Max must have made a noise then, some small voicing of his surprise, because in the adjoining room his father suddenly looked his way, and transfixed Max with such a look as he’d never seen the man produce. No one else took notice of him. Peep continued bobbing his h
ead while the officer kept issuing commands — exactly what additional commands Max wasn’t able to recall later, as his attention had shifted entirely to his father’s intense regard. Never taking his eyes off Max, Father slowly and carefully raised one finger to his lips, silently ordering Max to remain quiet. Then he whispered a quick word into Squire Peep’s ear before excusing himself from the room full of foreign officers. No one moved to prevent his leaving. In fact, no one showed any sign that they cared what his father did, one way or another. Father padded over to join Max in the other room.

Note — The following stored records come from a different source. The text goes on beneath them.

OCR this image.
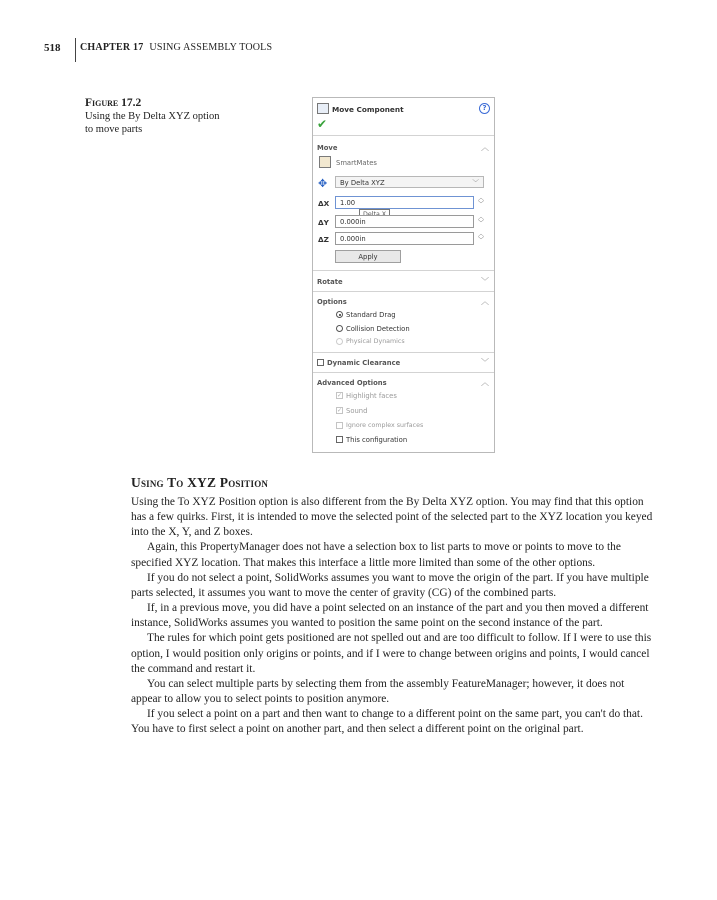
518 CHAPTER 17 USING ASSEMBLY TOOLS
Figure 17.2
Using the By Delta XYZ option to move parts
Move Component	?
✔
Move	︿
SmartMates
✥	By Delta XYZ	﹀
ΔX	1.00
︿
﹀
ΔY	0.000in
︿
﹀
ΔZ	0.000in
︿
﹀
Apply
Rotate	﹀
Options	︿
Standard Drag
Collision Detection
Physical Dynamics
Dynamic Clearance	﹀
Advanced Options	︿
✓ Highlight faces
✓ Sound
Ignore complex surfaces
This configuration
Using To XYZ Position

Using the To XYZ Position option is also different from the By Delta XYZ option. You may find that this option has a few quirks. First, it is intended to move the selected point of the selected part to the XYZ location you keyed into the X, Y, and Z boxes.

Again, this PropertyManager does not have a selection box to list parts to move or points to move to the specified XYZ location. That makes this interface a little more limited than some of the other options.

If you do not select a point, SolidWorks assumes you want to move the origin of the part. If you have multiple parts selected, it assumes you want to move the center of gravity (CG) of the combined parts.

If, in a previous move, you did have a point selected on an instance of the part and you then moved a different instance, SolidWorks assumes you wanted to position the same point on the second instance of the part.

The rules for which point gets positioned are not spelled out and are too difficult to follow. If I were to use this option, I would position only origins or points, and if I were to change between origins and points, I would cancel the command and restart it.

You can select multiple parts by selecting them from the assembly FeatureManager; however, it does not appear to allow you to select points to position anymore.

If you select a point on a part and then want to change to a different point on the same part, you can't do that. You have to first select a point on another part, and then select a different point on the original part.
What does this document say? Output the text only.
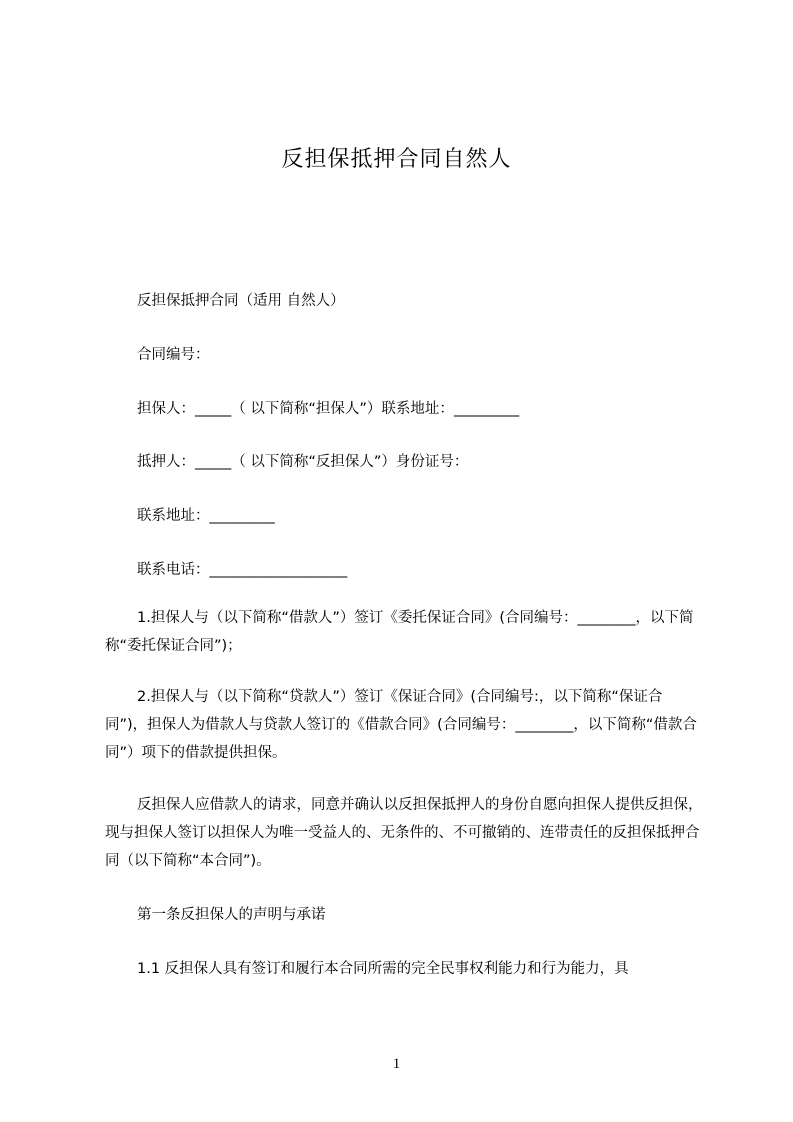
反担保抵押合同自然人

反担保抵押合同（适用 自然人）

合同编号：

担保人：_____（ 以下简称“担保人”）联系地址：_________

抵押人：_____（ 以下简称“反担保人”）身份证号：

联系地址：_________

联系电话：___________________

1.担保人与（以下简称“借款人”）签订《委托保证合同》(合同编号：________，以下简称“委托保证合同”)；

2.担保人与（以下简称“贷款人”）签订《保证合同》(合同编号:，以下简称“保证合同”)，担保人为借款人与贷款人签订的《借款合同》(合同编号：________，以下简称“借款合同”）项下的借款提供担保。

反担保人应借款人的请求，同意并确认以反担保抵押人的身份自愿向担保人提供反担保，现与担保人签订以担保人为唯一受益人的、无条件的、不可撤销的、连带责任的反担保抵押合同（以下简称“本合同”)。

第一条反担保人的声明与承诺

1.1 反担保人具有签订和履行本合同所需的完全民事权利能力和行为能力，具

1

“What has happened?” Max said, in a frantic whisper, pregnant with the future possibilities of panic and weeping.
“Shush,” Father said, also in a whisper, but one under rigid control. “This isn’t a time for you to talk, or ask questions, son. It’s a time for you to listen and obey. Your mother and brother are waiting for us in the great hall. That’s where I want you to go too. If you see Mrs. Peep, or any of the daughters on the way, take them to wait there with you. Don’t go outside and don’t talk to any of the soldiers. I don’t think they’ll hurt you, as long as you stay quiet and stay out of their way.”
“What do we do once we’re all there?” Max said.
“Nothing. Just stay put and try to help keep everyone calm. Can I count on you to do that, son? This is one of those moments I’ve told you about, when you have to step up and be a man. Can you do that?”
“Of course.”
“Good. I’m comforted to hear it, Max. So, go do what I told you and in a little while Mr. Peep and I will join you there and explain everything.”
Max obeyed. For the first time in a long time, he was pleased to do exactly what Father told him to.
THE GREAT HALL was full of unhappy people. Most of the indoors servants and all of the outside workers were crowded in there. Mother Piper was seated at one of the benches along the wall and Peter stood beside her, trying to look brave, but mostly looking scared and uncertain. Mrs. Peep and all six of the daughters had also eventually arrived, reporting, as others had before them, that soldiers were all over the grounds and in the house. But for now at least the invaders seemed content to leave them alone here in this chamber. The girls were oddly disarrayed in small ways. One had a splash of brown mud staining her yellow dress. Another had lost one shoe and was absently holding its mate in her hands, and wouldn’t let anyone take it from her, as if it was some sort of protective talisman. And the bratty little one who Peter liked sat directly on the cold flagstone floor, crying and sobbing with great, racking sobs that shook her entire body.